What answer is correct, and any idea where I'm heading wrong here?

• Okay so $(-2-2)^2$ gives me $8$. $-(-2+3)(-2-3)$ gives me $5$. And $-4(-2^2+2)$ gives me $8^2-8$ which is $56$. Add these together and I get $69$. Oct 12 '15 at 21:37
• You didn't use the parentheses properly in the very first expression, $(-2-2)^2$ is not $8$. Oct 12 '15 at 21:40
• I thought that gave me (4+4), am I supposed to solve the inside of the parantheses before I apply the exponentiation? Did not know that.. Oct 12 '15 at 21:41
• Yes, that's the purpose of parentheses. Oct 12 '15 at 21:42
• Also, It seems that you did like $-4\times (-2^2)=8^2$. This is wrong. Since $-2^2=-(2^2)=-4$, we have $-4\times (-2^2)=-4\times (-4)=16$. Oct 12 '15 at 21:45

You have used you calculator properly. It is

$$(-2-2)^2=(-4)^2=16,$$ $$(-2+3)(-2-3)=1\cdot (-5)=-5,$$ and $$-4(-2^2+2)=-4(-4+2)=-4(-2)=8.$$ Thus, you get

$$16-(-5)+8=16+5+8=29.$$

• $-2^2$ is the same as -2 ⋅ -2, right?
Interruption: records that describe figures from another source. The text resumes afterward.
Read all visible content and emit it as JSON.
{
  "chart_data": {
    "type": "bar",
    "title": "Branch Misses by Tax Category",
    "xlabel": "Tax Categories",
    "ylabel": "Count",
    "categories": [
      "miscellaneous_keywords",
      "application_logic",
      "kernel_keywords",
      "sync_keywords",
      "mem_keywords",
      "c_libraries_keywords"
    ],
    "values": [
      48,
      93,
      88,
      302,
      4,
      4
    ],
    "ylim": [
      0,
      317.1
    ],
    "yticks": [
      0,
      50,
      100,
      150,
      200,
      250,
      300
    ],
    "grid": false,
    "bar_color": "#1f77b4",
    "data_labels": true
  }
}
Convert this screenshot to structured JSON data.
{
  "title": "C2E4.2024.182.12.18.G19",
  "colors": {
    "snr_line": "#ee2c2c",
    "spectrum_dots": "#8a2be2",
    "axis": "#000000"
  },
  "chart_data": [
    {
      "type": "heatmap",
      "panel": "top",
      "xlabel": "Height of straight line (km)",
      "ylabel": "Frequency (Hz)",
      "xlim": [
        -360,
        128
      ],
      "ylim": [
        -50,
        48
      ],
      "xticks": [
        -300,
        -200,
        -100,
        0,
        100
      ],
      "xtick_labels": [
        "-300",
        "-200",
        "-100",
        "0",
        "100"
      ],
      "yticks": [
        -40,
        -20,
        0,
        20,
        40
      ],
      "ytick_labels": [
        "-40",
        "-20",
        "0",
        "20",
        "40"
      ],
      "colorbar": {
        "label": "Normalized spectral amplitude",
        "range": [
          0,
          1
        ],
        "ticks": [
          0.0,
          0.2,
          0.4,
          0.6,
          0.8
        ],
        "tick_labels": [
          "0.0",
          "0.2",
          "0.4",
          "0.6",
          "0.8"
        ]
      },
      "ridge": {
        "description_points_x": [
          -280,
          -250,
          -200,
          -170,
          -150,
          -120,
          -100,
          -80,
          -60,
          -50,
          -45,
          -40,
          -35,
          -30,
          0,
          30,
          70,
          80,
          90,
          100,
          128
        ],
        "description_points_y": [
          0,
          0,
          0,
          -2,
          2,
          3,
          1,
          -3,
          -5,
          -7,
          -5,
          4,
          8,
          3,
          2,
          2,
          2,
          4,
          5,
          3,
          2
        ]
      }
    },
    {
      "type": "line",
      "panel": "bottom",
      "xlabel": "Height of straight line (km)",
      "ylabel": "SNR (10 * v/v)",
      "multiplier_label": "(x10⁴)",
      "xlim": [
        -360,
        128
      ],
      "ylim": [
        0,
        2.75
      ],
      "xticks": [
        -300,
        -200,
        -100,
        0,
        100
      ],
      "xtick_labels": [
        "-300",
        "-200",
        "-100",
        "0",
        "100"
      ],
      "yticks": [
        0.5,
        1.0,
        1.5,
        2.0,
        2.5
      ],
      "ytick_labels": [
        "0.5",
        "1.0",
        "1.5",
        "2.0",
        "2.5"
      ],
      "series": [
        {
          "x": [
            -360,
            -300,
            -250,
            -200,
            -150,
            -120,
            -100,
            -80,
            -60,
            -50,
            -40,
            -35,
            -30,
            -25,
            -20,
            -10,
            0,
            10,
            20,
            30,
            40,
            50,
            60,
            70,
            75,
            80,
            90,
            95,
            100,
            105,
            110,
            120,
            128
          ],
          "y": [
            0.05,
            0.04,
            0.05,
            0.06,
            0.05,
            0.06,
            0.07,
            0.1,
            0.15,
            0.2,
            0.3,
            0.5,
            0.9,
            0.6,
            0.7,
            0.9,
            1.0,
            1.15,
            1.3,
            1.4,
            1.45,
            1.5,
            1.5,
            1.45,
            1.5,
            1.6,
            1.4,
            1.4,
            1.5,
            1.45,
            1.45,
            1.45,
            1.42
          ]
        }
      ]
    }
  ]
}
So shouldn't that be 4 and not -4? Oct 12 '15 at 21:53
• Nevermind, I guess multiplication>subtraction applies here as well.. Oct 12 '15 at 21:55
• Yes, if we want to express $(-2)^2$ we need parentheses to force the unary minus to be done first. Oct 13 '15 at 0:00

I believe your calculator is correct.

\begin{align*} &(-2-2)^2-(-2+3)(-2-3)-4(-2^2+2)\\ &=(-4)^2-(1)(-5)-4(-4+2)\\ &=(16)-(-5)+16-8\\ &=16+5+16-8\\ &=21+8\\ &=29 \end{align*} Note that $-2^2=-4$ whereas $(-2)^2=4$.